PaperStrange/AIProjectManger

Installation and Instruction
Project Motivation
Branch Description
A proposed project structure
Instruction to deploy
To-dos
Licensing, Authors, and Acknowledgements

Installation and Instruction

Nothing need to be installed or updated to run this project.

This project mainly focuses on a disciplined and better-arranged AI project structure. By default, project is divided in sicx parts: data, download, model, submit(for competitions like kaggle), timeline, utils.

Commonly, whole steps of AI project include three parts such as data pre-processing, model training, testing, deploying and post (by different platforms, like website or APP). Corresponding to different steps, different folder is expected to be used.

For the first data processing step, folder data is used to store raw (data_raw child folder) or processed data (data_processed child folder) as well as processing description files or tricks (collector child folder). Folder download is used to store the downloaded model kernels in each child folders assigned by the correlated kernel name + platform name;
For the second training, testing, deploying step, folder model is used to store save models (saved_models child folder), jupyter notebooks, model tuning tricks or experiences (collector child folder).
For the third post step, folder submit is used to store all kinds of posting files. Especially for AI competition, each submit could be recorded in results.md.

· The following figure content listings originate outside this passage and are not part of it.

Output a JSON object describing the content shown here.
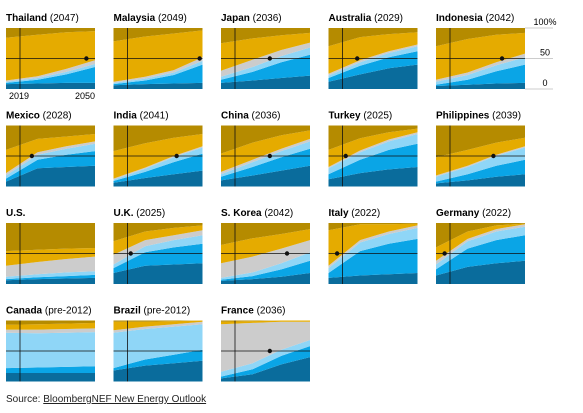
{
  "source": {
    "prefix": "Source: ",
    "name": "BloombergNEF New Energy Outlook"
  },
  "axis": {
    "y_ticks": [
      "100%",
      "50",
      "0"
    ],
    "x_ticks": [
      "2019",
      "2050"
    ]
  },
  "colors": {
    "dark_blue": "#0a6c9c",
    "blue": "#0aa5e6",
    "light_blue": "#8fd6f7",
    "gray": "#cccccc",
    "gold": "#e5ab00",
    "dark_gold": "#b58b00"
  },
  "chart_data": {
    "type": "area",
    "stacked": true,
    "x": [
      2019,
      2030,
      2040,
      2050
    ],
    "ylim": [
      0,
      100
    ],
    "series_colors": [
      "dark_blue",
      "blue",
      "light_blue",
      "gray",
      "gold",
      "dark_gold"
    ],
    "panels": [
      {
        "country": "Thailand",
        "year": "(2047)",
        "crossover": 2047,
        "layers": [
          [
            8,
            9,
            10,
            10
          ],
          [
            2,
            6,
            14,
            26
          ],
          [
            2,
            3,
            4,
            5
          ],
          [
            2,
            3,
            5,
            6
          ],
          [
            70,
            68,
            60,
            48
          ],
          [
            16,
            11,
            7,
            5
          ]
        ]
      },
      {
        "country": "Malaysia",
        "year": "(2049)",
        "crossover": 2049,
        "layers": [
          [
            6,
            8,
            9,
            10
          ],
          [
            2,
            6,
            14,
            30
          ],
          [
            2,
            3,
            4,
            6
          ],
          [
            2,
            3,
            4,
            6
          ],
          [
            66,
            66,
            60,
            44
          ],
          [
            22,
            14,
            9,
            4
          ]
        ]
      },
      {
        "country": "Japan",
        "year": "(2036)",
        "crossover": 2036,
        "layers": [
          [
            10,
            14,
            18,
            22
          ],
          [
            5,
            14,
            26,
            34
          ],
          [
            5,
            8,
            10,
            12
          ],
          [
            10,
            12,
            10,
            8
          ],
          [
            45,
            35,
            24,
            16
          ],
          [
            25,
            17,
            12,
            8
          ]
        ]
      },
      {
        "country": "Australia",
        "year": "(2029)",
        "crossover": 2029,
        "layers": [
          [
            12,
            24,
            34,
            40
          ],
          [
            6,
            14,
            18,
            22
          ],
          [
            4,
            6,
            7,
            8
          ],
          [
            3,
            3,
            3,
            3
          ],
          [
            45,
            38,
            28,
            20
          ],
          [
            30,
            15,
            10,
            7
          ]
        ]
      },
      {
        "country": "Indonesia",
        "year": "(2042)",
        "crossover": 2042,
        "layers": [
          [
            5,
            7,
            9,
            10
          ],
          [
            2,
            8,
            20,
            30
          ],
          [
            5,
            8,
            10,
            12
          ],
          [
            3,
            4,
            5,
            6
          ],
          [
            55,
            55,
            45,
            34
          ],
          [
            30,
            18,
            11,
            8
          ]
        ]
      },
      {
        "country": "Mexico",
        "year": "(2028)",
        "crossover": 2028,
        "layers": [
          [
            8,
            30,
            32,
            34
          ],
          [
            5,
            14,
            20,
            24
          ],
          [
            5,
            8,
            10,
            12
          ],
          [
            4,
            4,
            4,
            4
          ],
          [
            38,
            22,
            16,
            12
          ],
          [
            40,
            22,
            18,
            14
          ]
        ]
      },
      {
        "country": "India",
        "year": "(2041)",
        "crossover": 2041,
        "layers": [
          [
            6,
            14,
            20,
            26
          ],
          [
            3,
            10,
            20,
            28
          ],
          [
            2,
            5,
            8,
            10
          ],
          [
            2,
            2,
            2,
            2
          ],
          [
            45,
            40,
            30,
            20
          ],
          [
            42,
            29,
            20,
            14
          ]
        ]
      },
      {
        "country": "China",
        "year": "(2036)",
        "crossover": 2036,
        "layers": [
          [
            10,
            18,
            26,
            34
          ],
          [
            6,
            14,
            22,
            28
          ],
          [
            4,
            8,
            10,
            12
          ],
          [
            4,
            4,
            4,
            4
          ],
          [
            30,
            28,
            22,
            14
          ],
          [
            46,
            28,
            16,
            8
          ]
        ]
      },
      {
        "country": "Turkey",
        "year": "(2025)",
        "crossover": 2025,
        "layers": [
          [
            12,
            22,
            28,
            32
          ],
          [
            8,
            22,
            32,
            38
          ],
          [
            10,
            12,
            14,
            16
          ],
          [
            2,
            3,
            3,
            3
          ],
          [
            28,
            20,
            12,
            6
          ],
          [
            40,
            21,
            11,
            5
          ]
        ]
      },
      {
        "country": "Philippines",
        "year": "(2039)",
        "crossover": 2039,
        "layers": [
          [
            5,
            10,
            16,
            20
          ],
          [
            3,
            10,
            18,
            24
          ],
          [
            8,
            12,
            16,
            20
          ],
          [
            2,
            2,
            2,
            2
          ],
          [
            30,
            26,
            20,
            14
          ],
          [
            52,
            40,
            28,
            20
          ]
        ]
      },
      {
        "country": "U.S.",
        "year": "",
        "crossover": null,
        "layers": [
          [
            6,
            8,
            9,
            10
          ],
          [
            2,
            3,
            4,
            5
          ],
          [
            4,
            5,
            6,
            6
          ],
          [
            18,
            20,
            22,
            24
          ],
          [
            24,
            20,
            17,
            14
          ],
          [
            46,
            44,
            42,
            41
          ]
        ]
      },
      {
        "country": "U.K.",
        "year": "(2025)",
        "crossover": 2025,
        "layers": [
          [
            18,
            30,
            32,
            34
          ],
          [
            8,
            22,
            28,
            32
          ],
          [
            6,
            10,
            12,
            14
          ],
          [
            16,
            10,
            8,
            8
          ],
          [
            22,
            14,
            12,
            8
          ],
          [
            30,
            14,
            8,
            4
          ]
        ]
      },
      {
        "country": "S. Korea",
        "year": "(2042)",
        "crossover": 2042,
        "layers": [
          [
            5,
            8,
            12,
            18
          ],
          [
            2,
            5,
            12,
            20
          ],
          [
            3,
            6,
            10,
            14
          ],
          [
            24,
            26,
            24,
            20
          ],
          [
            30,
            30,
            24,
            18
          ],
          [
            36,
            25,
            18,
            10
          ]
        ]
      },
      {
        "country": "Italy",
        "year": "(2022)",
        "crossover": 2022,
        "layers": [
          [
            10,
            14,
            16,
            18
          ],
          [
            8,
            40,
            50,
            56
          ],
          [
            8,
            14,
            16,
            18
          ],
          [
            4,
            4,
            4,
            4
          ],
          [
            58,
            26,
            12,
            3
          ],
          [
            12,
            2,
            2,
            1
          ]
        ]
      },
      {
        "country": "Germany",
        "year": "(2022)",
        "crossover": 2022,
        "layers": [
          [
            14,
            28,
            34,
            38
          ],
          [
            10,
            30,
            38,
            42
          ],
          [
            8,
            12,
            14,
            14
          ],
          [
            6,
            4,
            4,
            4
          ],
          [
            22,
            12,
            6,
            1
          ],
          [
            40,
            14,
            4,
            1
          ]
        ]
      },
      {
        "country": "Canada",
        "year": "(pre-2012)",
        "crossover": null,
        "layers": [
          [
            14,
            14,
            14,
            14
          ],
          [
            8,
            9,
            10,
            11
          ],
          [
            58,
            56,
            56,
            56
          ],
          [
            5,
            6,
            6,
            6
          ],
          [
            8,
            9,
            9,
            9
          ],
          [
            7,
            6,
            5,
            4
          ]
        ]
      },
      {
        "country": "Brazil",
        "year": "(pre-2012)",
        "crossover": null,
        "layers": [
          [
            18,
            26,
            30,
            34
          ],
          [
            4,
            10,
            14,
            18
          ],
          [
            58,
            50,
            46,
            42
          ],
          [
            4,
            4,
            4,
            4
          ],
          [
            14,
            8,
            5,
            2
          ],
          [
            2,
            2,
            1,
            0
          ]
        ]
      },
      {
        "country": "France",
        "year": "(2036)",
        "crossover": 2036,
        "layers": [
          [
            5,
            12,
            28,
            40
          ],
          [
            3,
            8,
            14,
            18
          ],
          [
            8,
            10,
            10,
            10
          ],
          [
            78,
            66,
            46,
            30
          ],
          [
            4,
            3,
            2,
            2
          ],
          [
            2,
            1,
            0,
            0
          ]
        ]
      }
    ]
  }
}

Besides, folder timeline is used for the project management, for example, storing different versions of project timeline files. Some common-used tools to accelerate the construction of AI project are stored in folder utils which is easy to be expanded as you like. Further descriptions for each folder or child folder, child file are listed in the sheet below.

Project Motivation

In this project, I was interested in how to create a common-used file structure to make machine learning projects more organized and more readable.

Branch Description

Master branch only contains the general descriptions of this project.

Full version of this file structure is introduced in "template" branch in detail. "develop" branch contains TODOs which haven't been checked and reviewed. The applications of this file structure are displayed in several branches named by "ie_xxx" respectively.

A proposed project structure (the same as what is shown in "template" branch)

Name	Description
data/	a folder containing data and data description
data/collector	a folder containing data description (e.g. data type) files
data/data_processed	a folder containing data files after processed
data/data_raw	a folder containing raw data obtained by direct downloading or spiders like scrapy and so on
--	--
model/	a folder containing jupyter notebooks of different modeling and descriptions (e.g. loss) for modeling
model/collector	a folder containing description files for modeling
model/save	a folder containing files of saved models
model/submit	a folder containing files of each submit for competition
--	--
timeline/	a folder containing files indicating specific time arrangement of different competition period
--	--
utils/	a folder containing scripts or jupyter notebooks for the whole data processing
utils/pipeline	a folder containing template python scripts used for a quick start of pipline construction
utils/pipeline	a python script to show the example of ETL pipeline using sklearn pakage
utils/pipeline/pipeline.md	a markdown file to record my design thinking of pipeline
utils/spiders	a folder containing spiders used for obtaining data online
utils/test	a folder containing several testing codes
utils/test/situation_test	a folder containing codes for situational test
utils/test/situation_test/nexus.ipynb	a jupyter notebook containing records for different nexus in a specific business situation
utils/test/unit_test	a folder containing unit test codes for better TDD
utils/test/unit_test/test_data_processing.py	a python script containing unit test codes for data processing procedure
utils/data_process.ipynb	a jupyter notebook containing all needed data processing process during the competition
utils/data_process_tricks.ipynb	a jupyter notebook containing all useful trciks of python packages learned during the competition
--	--
README.txt	a file containing all descriptions of this repository for new user
requirements.txt	a file containing all required packages of `python` for checking
coding_style.md	a markdown file to record my design thinking of coding style such as name, comment and docstring, re-construction

Instruction to deploy

clone or download all repository with master branch
read all descriptions listed in the section "A proposed project structure" of this README.md file carefully, make sure get the idea of the usage of each folder and each file.
Guided by the management of your project, use the specific folder and file templates to accelerate the accomplishment of specific tasks. For example , when preprocessing data , use the template notebook "data_process . Ipynb " and "data_process_tricks . Ipynb " located in " utils " folder to assist programming , while building model , the folder " model " and other notebooks in " utils " folder will be helpful .

To-dos

:memo: Goals which i want to achieve at now:

minimize the cost of familiar and maximize the flexiblity

:memo: Functions which is not for consideration for the moment

connects data processing and modeling
deploy this organizations online by flask, Django .etc

Licensing, Authors, Acknowledgements

This repository is distributed under the GNU license.

Must give credit to everyone whoeve commited to the open community! Anyway, feel free to use the code here as you would like!